Durch GebĂ€udeaufstockung könnten in Deutschland Tausende neue Wohnungen geschaffen werden – und das Potenzial wird immer grĂ¶ĂŸer, wie neue Studien verdeutlichen. Zudem wĂ€re Nachverdichtung klimafreundlicher als neues Bauland zu erschließen. Viel Potenzial fĂŒr neuen Wohnraum schlummert in nicht ausgebauten Dachgeschossen. Allein in Berlin könnten bis zu 8000 neue Wohnungen durch Aufstockungen entstehen. Baufritz entwickelte unter der Leitung von Dagmar Fritz-Kramer Konzepte fĂŒr die Aufstockung im Holzfertigbau und hat bereits mehrere Projekte umgesetzt. U. a. eine Aufstockung in Berlin, bei der parallel der Altbau energetisch saniert wurde. Aber auch fĂŒr die Nachverdichtung bietet Baufritz Lösungen und zeigt mit Anbauten und dem FĂŒllen von BaulĂŒcken, wie umwelt- und klimaschonend formschönes Bauen in Holzbauweise gelingen kann.

Manchmal sind es aber auch rechtliche HĂŒrden, die guten Ideen im Wege stehen. So ließ sich beispielsweise das Vorhaben, einzelne Baumodule bei zeitlich begrenztem Bedarf an mehr Wohnraum als Leasing zur VerfĂŒgung zu stellen, aus rechtlichen GrĂŒnden nicht realisieren.

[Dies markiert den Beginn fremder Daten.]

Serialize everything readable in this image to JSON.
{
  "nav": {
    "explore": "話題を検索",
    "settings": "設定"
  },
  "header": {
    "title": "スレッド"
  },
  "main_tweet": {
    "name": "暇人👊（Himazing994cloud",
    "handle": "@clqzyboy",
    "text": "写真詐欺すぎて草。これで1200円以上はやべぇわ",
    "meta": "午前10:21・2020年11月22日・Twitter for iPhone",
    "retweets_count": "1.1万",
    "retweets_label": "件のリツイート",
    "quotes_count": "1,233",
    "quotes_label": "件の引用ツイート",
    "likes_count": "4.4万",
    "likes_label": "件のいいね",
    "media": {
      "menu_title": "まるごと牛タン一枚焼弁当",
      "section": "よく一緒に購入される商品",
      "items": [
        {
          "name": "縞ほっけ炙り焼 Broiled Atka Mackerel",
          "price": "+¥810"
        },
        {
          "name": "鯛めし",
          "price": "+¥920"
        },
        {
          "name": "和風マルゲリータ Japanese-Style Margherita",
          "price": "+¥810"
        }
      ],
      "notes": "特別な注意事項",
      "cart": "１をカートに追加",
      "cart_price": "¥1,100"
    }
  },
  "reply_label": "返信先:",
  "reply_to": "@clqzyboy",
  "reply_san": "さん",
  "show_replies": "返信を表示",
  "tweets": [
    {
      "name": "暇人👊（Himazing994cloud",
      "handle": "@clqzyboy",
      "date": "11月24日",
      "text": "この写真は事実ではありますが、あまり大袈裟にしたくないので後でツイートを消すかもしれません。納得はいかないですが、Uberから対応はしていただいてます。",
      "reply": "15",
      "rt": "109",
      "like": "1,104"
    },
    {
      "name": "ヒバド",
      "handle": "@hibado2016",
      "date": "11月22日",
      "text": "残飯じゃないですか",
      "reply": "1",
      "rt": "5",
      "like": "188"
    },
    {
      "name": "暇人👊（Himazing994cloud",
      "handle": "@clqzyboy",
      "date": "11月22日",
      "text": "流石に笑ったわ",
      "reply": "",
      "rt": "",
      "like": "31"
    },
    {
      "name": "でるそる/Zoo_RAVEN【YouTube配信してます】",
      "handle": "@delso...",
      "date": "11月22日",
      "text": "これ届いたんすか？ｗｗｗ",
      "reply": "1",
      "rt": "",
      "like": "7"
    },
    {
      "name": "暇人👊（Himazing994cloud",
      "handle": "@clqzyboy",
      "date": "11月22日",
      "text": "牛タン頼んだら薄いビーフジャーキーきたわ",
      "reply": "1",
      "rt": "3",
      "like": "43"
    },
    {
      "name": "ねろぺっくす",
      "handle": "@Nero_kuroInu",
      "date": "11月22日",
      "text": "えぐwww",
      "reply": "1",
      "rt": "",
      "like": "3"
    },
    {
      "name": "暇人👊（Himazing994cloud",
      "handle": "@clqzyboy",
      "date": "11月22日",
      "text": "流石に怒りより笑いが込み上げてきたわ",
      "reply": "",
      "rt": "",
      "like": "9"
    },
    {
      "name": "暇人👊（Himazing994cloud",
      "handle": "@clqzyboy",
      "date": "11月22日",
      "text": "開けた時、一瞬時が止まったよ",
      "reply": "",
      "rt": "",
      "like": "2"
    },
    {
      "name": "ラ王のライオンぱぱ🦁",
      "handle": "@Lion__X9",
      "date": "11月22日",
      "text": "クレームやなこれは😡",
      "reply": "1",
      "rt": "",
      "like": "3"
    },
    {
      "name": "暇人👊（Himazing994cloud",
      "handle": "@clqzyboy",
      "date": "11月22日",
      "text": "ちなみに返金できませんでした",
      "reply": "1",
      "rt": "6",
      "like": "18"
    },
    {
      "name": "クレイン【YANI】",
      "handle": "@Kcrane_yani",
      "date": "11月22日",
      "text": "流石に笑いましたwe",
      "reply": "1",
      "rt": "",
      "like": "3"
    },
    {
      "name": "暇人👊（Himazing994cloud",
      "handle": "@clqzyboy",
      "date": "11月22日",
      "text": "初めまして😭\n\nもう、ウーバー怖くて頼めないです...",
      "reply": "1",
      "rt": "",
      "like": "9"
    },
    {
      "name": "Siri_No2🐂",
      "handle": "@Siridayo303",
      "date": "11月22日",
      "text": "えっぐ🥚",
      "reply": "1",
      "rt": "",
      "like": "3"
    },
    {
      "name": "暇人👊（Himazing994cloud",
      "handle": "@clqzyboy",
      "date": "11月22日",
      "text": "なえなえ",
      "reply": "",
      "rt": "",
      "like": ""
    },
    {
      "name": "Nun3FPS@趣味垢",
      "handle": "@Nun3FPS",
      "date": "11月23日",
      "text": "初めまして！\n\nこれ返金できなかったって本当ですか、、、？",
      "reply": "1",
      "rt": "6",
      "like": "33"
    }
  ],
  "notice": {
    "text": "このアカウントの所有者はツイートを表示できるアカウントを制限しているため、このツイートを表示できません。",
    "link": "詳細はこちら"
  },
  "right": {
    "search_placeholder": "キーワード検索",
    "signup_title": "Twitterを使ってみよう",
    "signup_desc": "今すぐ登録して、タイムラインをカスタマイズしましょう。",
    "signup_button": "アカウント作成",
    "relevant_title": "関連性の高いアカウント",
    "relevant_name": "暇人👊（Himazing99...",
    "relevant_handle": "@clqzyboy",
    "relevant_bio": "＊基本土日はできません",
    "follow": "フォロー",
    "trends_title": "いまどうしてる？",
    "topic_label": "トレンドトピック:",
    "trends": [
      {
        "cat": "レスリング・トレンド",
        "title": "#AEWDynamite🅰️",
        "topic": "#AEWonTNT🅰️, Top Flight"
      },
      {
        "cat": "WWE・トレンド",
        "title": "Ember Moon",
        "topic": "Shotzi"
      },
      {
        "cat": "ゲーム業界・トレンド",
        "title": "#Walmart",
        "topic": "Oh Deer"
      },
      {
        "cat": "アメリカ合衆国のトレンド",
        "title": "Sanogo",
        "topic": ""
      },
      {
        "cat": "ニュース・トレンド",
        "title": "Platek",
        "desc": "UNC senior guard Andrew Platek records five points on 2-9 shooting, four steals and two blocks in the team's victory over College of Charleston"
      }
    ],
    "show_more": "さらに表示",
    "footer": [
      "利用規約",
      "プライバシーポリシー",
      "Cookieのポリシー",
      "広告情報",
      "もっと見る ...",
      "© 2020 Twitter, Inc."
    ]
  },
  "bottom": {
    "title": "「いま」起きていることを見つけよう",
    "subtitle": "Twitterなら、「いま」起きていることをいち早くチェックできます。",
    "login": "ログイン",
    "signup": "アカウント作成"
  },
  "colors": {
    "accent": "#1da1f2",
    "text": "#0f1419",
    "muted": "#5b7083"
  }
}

Aufstockung eines 50er-Jahre-GebĂ€udes in Berlin (links), Nachverdichtung in MĂŒnchen (Mitte) und ein vorgefertigtes Versorgungsmodul im Baufritz-Werk in Erkheim (rechts). Fotos: Baufritz

Wir brauchen den Geist des Wandels

Was muss also passieren, um die Bauwende voranzutreiben? „Wir mĂŒssen jetzt die einfachen Lösungen finden“, fordert Dagmar Fritz-Kramer. „Zum Beispiel wĂ€re es eine Möglichkeit, dass Dachgeschosse standardmĂ€ĂŸig ohne lange Genehmigungsverfahren aufgestockt werden können. Das schafft mehr Wohnraum ohne FlĂ€chenversiegelung. Oder dass GrundstĂŒcksflĂ€chen 20 Prozent mehr bebaut werden dĂŒrfen, um vorhandene BauflĂ€chen effektiver zu nutzen. Wir brauchen den Geist des Wandels, damit wir etwas bewegen.“ Die Ideen werden Dagmar Fritz-Kramer auf jeden Fall nicht ausgehen. Und der lange Atem auch nicht.